Almarhum KH. Ali Mustafa Yaqub memberi contoh dalam hadis shahih dikatakan a’linun nikaha bil dhufuf (umumkan pernikahan dengan rebana). Rebana itu alat musik yang dikenal pada masa Rasulullah SAW. Rebana adalah bagian dari budaya. Kalau muslim Indonesia mengadakan pesta pernikahan dengan mengundang group rebana itu boleh, tapi ingat bukan wajib. Kalaupun tidak mau rebana, tapi menggunakan alat musik lokal itu juga tidak apa-apa. Sebab apa yang disampaikan Rasul dalam hadis itu berkaitan dengan budaya, bukan agama.

Terkait praktik kesenian, seperti menari dan menyanyi, menurut pendiri Pesantren Ilmu Hadis Darus-Sunnah ini sulit mencari dalil yang mengharamkannya. Beliau mengakatan, “Saya mencontohkan menari atau menyanyi misalnya, kalau kita cari, dalil yang mengharamkan sulit untuk mencari dalil yang mengharamkan menari. Maka seorang istri boleh aja menari untuk suaminya di dalam kamar.”

Dalil yang mengharamkan menyanyi dan menari secara tegas hampir tidak ada, karena itu masuk dalam ranah muamalah. Kaidah mengatakan, “Al-Ashlu fil Mu’amalah al-Ibahah/asal hukum dari muamalah adalah boleh”. Menyanyi dan menari masuk dalam kategori muamalah. Hukumnya boleh selama tidak ada dalil yang melarang. Menari dan menyanyi bisa masuk pada ranah keharaman bila kandungan syair, cara bernyanyi, dan menarinya, tidak sesuai dengan nilai-nilai Islam.

“Dalil yang mengharamkan tidak ada. Itu masuk wilayah yang namanya muamalah, al-ashlu fil mu’amalah al-ibahah.
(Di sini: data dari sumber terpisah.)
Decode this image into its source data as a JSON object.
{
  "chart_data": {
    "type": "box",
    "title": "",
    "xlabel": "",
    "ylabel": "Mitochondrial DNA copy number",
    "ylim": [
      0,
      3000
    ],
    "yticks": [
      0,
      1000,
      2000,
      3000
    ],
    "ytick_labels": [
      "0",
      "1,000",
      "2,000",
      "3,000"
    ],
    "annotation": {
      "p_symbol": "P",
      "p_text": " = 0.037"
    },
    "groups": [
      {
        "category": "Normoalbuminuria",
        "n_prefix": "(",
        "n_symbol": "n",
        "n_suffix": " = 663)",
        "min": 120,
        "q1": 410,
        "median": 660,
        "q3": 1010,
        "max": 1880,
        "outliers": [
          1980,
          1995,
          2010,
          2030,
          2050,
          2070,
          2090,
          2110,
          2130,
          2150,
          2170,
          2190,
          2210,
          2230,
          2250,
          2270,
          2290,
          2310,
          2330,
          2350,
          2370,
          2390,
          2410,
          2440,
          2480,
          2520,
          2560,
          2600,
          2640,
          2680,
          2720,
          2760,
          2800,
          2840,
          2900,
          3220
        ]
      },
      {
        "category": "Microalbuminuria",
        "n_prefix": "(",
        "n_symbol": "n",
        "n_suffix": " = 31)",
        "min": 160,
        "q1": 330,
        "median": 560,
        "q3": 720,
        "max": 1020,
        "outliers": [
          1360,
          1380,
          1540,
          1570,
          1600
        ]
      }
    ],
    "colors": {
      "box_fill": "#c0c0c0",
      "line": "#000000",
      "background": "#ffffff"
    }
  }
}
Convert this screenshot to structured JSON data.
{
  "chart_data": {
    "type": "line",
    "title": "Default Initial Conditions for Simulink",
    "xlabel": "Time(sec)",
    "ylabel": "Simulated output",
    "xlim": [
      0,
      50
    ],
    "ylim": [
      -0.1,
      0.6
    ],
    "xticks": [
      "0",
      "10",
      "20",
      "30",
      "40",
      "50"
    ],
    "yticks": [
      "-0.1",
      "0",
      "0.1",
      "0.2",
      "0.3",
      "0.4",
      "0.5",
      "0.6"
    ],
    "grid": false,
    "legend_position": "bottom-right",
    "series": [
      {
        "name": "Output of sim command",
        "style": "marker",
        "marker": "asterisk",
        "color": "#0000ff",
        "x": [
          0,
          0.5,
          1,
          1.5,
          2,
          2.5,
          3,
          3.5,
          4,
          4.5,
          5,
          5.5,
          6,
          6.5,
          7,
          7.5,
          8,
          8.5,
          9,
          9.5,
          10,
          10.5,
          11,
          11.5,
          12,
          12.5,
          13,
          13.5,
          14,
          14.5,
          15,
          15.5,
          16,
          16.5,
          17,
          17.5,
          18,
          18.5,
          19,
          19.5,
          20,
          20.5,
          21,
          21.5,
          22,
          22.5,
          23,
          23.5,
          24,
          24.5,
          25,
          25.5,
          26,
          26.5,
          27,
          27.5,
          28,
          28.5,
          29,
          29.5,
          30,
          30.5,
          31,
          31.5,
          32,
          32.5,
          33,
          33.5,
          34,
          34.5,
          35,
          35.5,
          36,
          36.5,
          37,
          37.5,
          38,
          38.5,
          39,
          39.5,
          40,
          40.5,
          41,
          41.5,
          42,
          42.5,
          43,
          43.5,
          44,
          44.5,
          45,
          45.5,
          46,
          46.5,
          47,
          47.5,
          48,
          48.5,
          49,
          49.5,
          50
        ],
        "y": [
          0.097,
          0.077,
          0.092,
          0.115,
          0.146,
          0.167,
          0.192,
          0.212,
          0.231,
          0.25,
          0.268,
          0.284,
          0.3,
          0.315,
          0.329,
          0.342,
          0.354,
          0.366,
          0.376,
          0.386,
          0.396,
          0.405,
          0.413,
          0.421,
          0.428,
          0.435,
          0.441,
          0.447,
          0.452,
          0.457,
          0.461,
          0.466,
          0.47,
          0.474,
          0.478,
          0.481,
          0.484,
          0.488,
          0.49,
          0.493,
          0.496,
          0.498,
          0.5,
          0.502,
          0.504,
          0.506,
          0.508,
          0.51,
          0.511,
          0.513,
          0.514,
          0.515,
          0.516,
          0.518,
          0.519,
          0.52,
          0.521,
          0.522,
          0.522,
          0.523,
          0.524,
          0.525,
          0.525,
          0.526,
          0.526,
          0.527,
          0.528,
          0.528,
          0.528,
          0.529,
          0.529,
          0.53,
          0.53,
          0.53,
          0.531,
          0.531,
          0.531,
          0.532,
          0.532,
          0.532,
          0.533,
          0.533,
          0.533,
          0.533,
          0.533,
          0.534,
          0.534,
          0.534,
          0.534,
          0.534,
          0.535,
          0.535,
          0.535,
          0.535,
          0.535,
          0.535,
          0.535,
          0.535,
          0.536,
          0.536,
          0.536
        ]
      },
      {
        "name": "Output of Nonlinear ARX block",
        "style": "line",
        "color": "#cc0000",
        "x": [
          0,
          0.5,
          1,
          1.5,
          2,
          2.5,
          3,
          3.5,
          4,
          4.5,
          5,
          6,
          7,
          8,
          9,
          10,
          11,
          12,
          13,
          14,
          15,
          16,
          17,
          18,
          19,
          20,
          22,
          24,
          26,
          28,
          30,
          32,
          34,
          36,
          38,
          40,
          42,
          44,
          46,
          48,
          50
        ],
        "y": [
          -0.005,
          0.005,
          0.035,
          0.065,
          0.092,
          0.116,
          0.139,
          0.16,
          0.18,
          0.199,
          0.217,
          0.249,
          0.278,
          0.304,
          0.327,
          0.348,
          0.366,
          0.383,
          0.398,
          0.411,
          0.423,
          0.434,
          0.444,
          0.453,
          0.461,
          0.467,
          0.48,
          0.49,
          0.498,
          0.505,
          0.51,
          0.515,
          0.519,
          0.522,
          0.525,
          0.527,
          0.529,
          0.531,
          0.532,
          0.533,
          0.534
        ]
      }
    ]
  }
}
Menyanyi juga demikian, tapi kalau menyanyi itu syairnya kalimat-kalimat yang batil, kalimat yang mengandung kemusyrikan misalnya, penampilannya, yang menyanyi perempuan misalnya dengan busana yang sangat minimalis, ditonton oleh mata laki-laki, melupakan shalat dan sebagainya, itu baru, keharamannya sangat jelas sekali” Tegas KH. Ali Mustafa Yaqub.

Tarian dan nyanyian itu perlu dilihat dari dampaknya, kalau dampaknya positif dan praktinya tidak melanggar syariat Islam hukumnya boleh, tapi kalau dampaknya negatif dan mengarah pada kemaksiatan, serta praktik dan ekspresinya bertentangan dengan nilai-nilai Islam, hukumnya haram.